Simulation of Deterrent Concentration Decrease at the Surface and its Spatial Concentration during Propellant Storage

摘要

Surface modification of the double base propellant grains is used to moderate their burning rate by application of coating agent (deterrent) which decreases the rate of this undesired process. Two important factors related to the deterrent presence have significant impact on the ballistic performance of the propellant: (i) the rate of decrease of the deterrent concentration on the propellant surface and (ii) the rate of its migration into the interior of the propellant grains. Both parameters continuously change during aging (propellant storage) what may significantly influence the period of time during which the ballistic requirements of propellants are fulfilled. As the determination of the deterrent concentration on the surface and its migration rate are often difficult, expensive and time-consuming, the development of the simulation tools of above processes seems to be of great importance. The present study presents the results of the simulation of deterrent (Dibutylphtalate) diffusion in double base propellant (K05810). The simulation was based on the experimental data in which the temperature dependence of the diffusion coefficients D was determined isothermally at three temperatures. The space concentration profiles C(x,t) of deterrent, used afterwards for calculation of the diffusion coefficient parameters expressed by Arrhenius-type dependence, were collected at 65, 70 and 75°C during 63, 27 and 14 days, respectively.

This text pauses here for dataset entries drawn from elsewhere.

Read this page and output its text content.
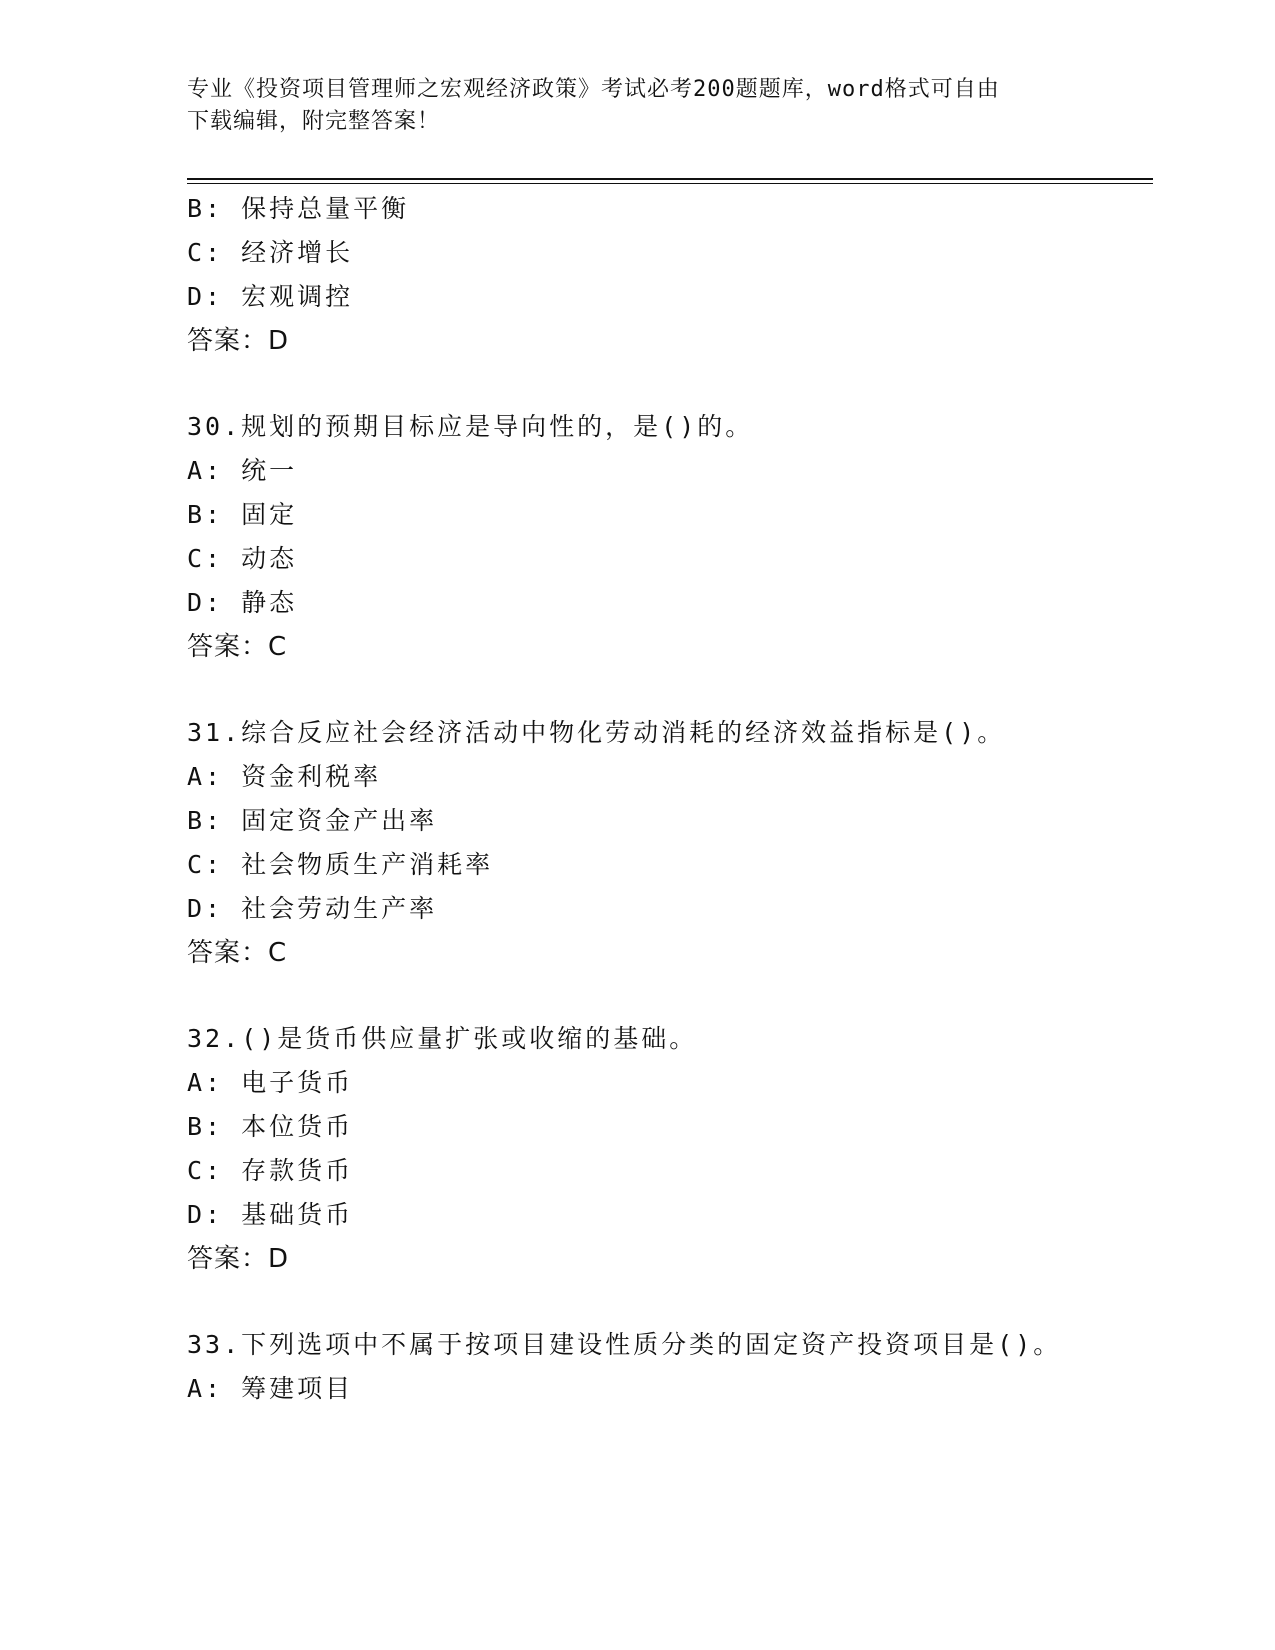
专业《投资项目管理师之宏观经济政策》考试必考200题题库，word格式可自由
下载编辑，附完整答案！
B: 保持总量平衡
C: 经济增长
D: 宏观调控
答案：D
30.规划的预期目标应是导向性的，是()的。
A: 统一
B: 固定
C: 动态
D: 静态
答案：C
31.综合反应社会经济活动中物化劳动消耗的经济效益指标是()。
A: 资金利税率
B: 固定资金产出率
C: 社会物质生产消耗率
D: 社会劳动生产率
答案：C
32.()是货币供应量扩张或收缩的基础。
A: 电子货币
B: 本位货币
C: 存款货币
D: 基础货币
答案：D
33.下列选项中不属于按项目建设性质分类的固定资产投资项目是()。
A: 筹建项目
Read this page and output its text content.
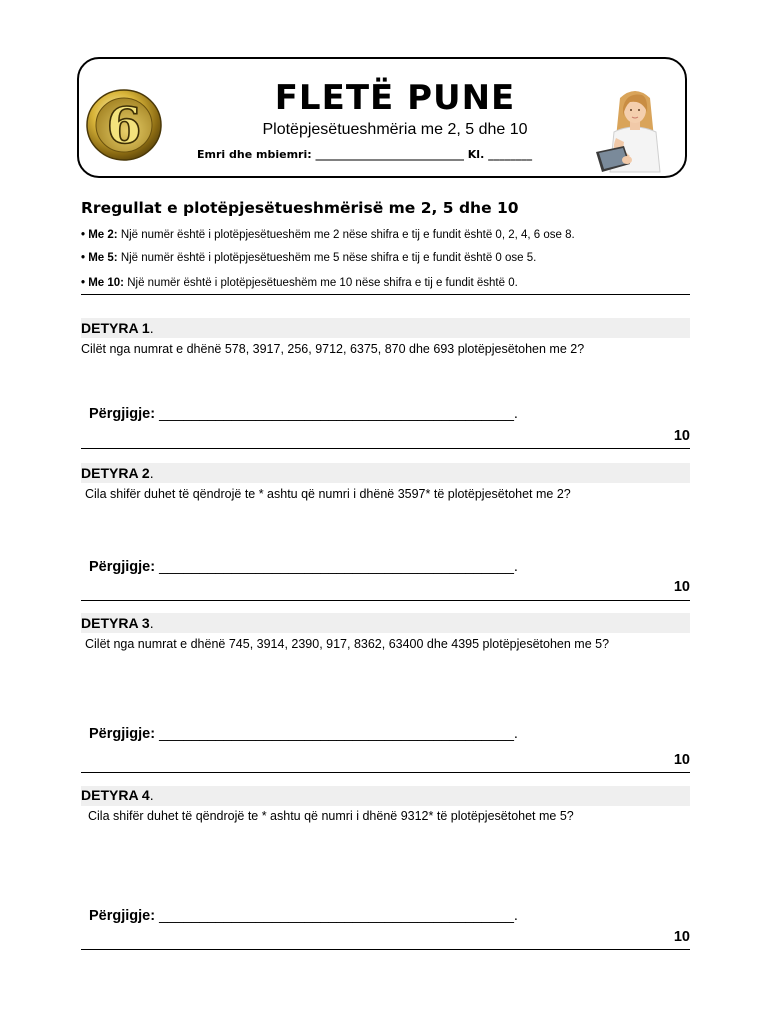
6	FLETË PUNE
Plotëpjesëtueshmëria me 2, 5 dhe 10
Emri dhe mbiemri: ___________________________ Kl. ________
Rregullat e plotëpjesëtueshmërisë me 2, 5 dhe 10
• Me 2: Një numër është i plotëpjesëtueshëm me 2 nëse shifra e tij e fundit është 0, 2, 4, 6 ose 8.
• Me 5: Një numër është i plotëpjesëtueshëm me 5 nëse shifra e tij e fundit është 0 ose 5.
• Me 10: Një numër është i plotëpjesëtueshëm me 10 nëse shifra e tij e fundit është 0.
DETYRA 1.
Cilët nga numrat e dhënë 578, 3917, 256, 9712, 6375, 870 dhe 693 plotëpjesëtohen me 2?
Përgjigje: ____________________________________________.
10
DETYRA 2.
Cila shifër duhet të qëndrojë te * ashtu që numri i dhënë 3597* të plotëpjesëtohet me 2?
Përgjigje: ____________________________________________.
10
DETYRA 3.
Cilët nga numrat e dhënë 745, 3914, 2390, 917, 8362, 63400 dhe 4395 plotëpjesëtohen me 5?
Përgjigje: ____________________________________________.
10
DETYRA 4.
Cila shifër duhet të qëndrojë te * ashtu që numri i dhënë 9312* të plotëpjesëtohet me 5?
Përgjigje: ____________________________________________.
10
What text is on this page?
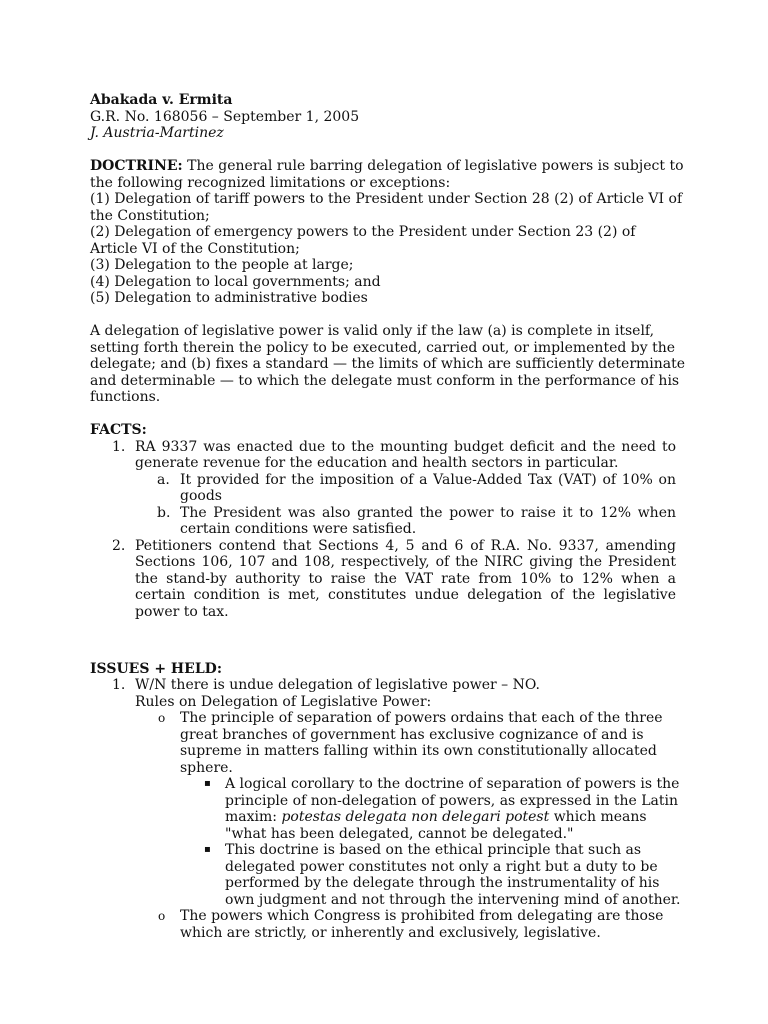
Abakada v. Ermita
G.R. No. 168056 – September 1, 2005
J. Austria-Martinez
DOCTRINE: The general rule barring delegation of legislative powers is subject to
the following recognized limitations or exceptions:
(1) Delegation of tariff powers to the President under Section 28 (2) of Article VI of
the Constitution;
(2) Delegation of emergency powers to the President under Section 23 (2) of
Article VI of the Constitution;
(3) Delegation to the people at large;
(4) Delegation to local governments; and
(5) Delegation to administrative bodies
A delegation of legislative power is valid only if the law (a) is complete in itself,
setting forth therein the policy to be executed, carried out, or implemented by the
delegate; and (b) fixes a standard — the limits of which are sufficiently determinate
and determinable — to which the delegate must conform in the performance of his
functions.
FACTS:
1. RA 9337 was enacted due to the mounting budget deficit and the need to generate revenue for the education and health sectors in particular.
a. It provided for the imposition of a Value-Added Tax (VAT) of 10% on goods
b. The President was also granted the power to raise it to 12% when certain conditions were satisfied.
2. Petitioners contend that Sections 4, 5 and 6 of R.A. No. 9337, amending Sections 106, 107 and 108, respectively, of the NIRC giving the President the stand-by authority to raise the VAT rate from 10% to 12% when a certain condition is met, constitutes undue delegation of the legislative power to tax.
ISSUES + HELD:
1. W/N there is undue delegation of legislative power – NO.
Rules on Delegation of Legislative Power:
o The principle of separation of powers ordains that each of the three
great branches of government has exclusive cognizance of and is
supreme in matters falling within its own constitutionally allocated
sphere.
▪ A logical corollary to the doctrine of separation of powers is the
principle of non-delegation of powers, as expressed in the Latin
maxim: potestas delegata non delegari potest which means
"what has been delegated, cannot be delegated."
▪ This doctrine is based on the ethical principle that such as
delegated power constitutes not only a right but a duty to be
performed by the delegate through the instrumentality of his
own judgment and not through the intervening mind of another.
o The powers which Congress is prohibited from delegating are those
which are strictly, or inherently and exclusively, legislative.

After determination of the deterrent concentration decrease at the surface and the temperature dependence of the diffusion coefficient D, it was possible to simulate the deterrent spatial concentration in propellant under any, arbitrarily chosen temperature profile such as oscillatory temperature mode, real atmospheric temperature profiles or under temperature mode corresponding to atmospheric changes according to STANAG 2895 [1]. The simulations were done using the AKTS-SML software [2]. The described simulation method allows an accurate prediction of the shelf-life of propellants under any storage conditions.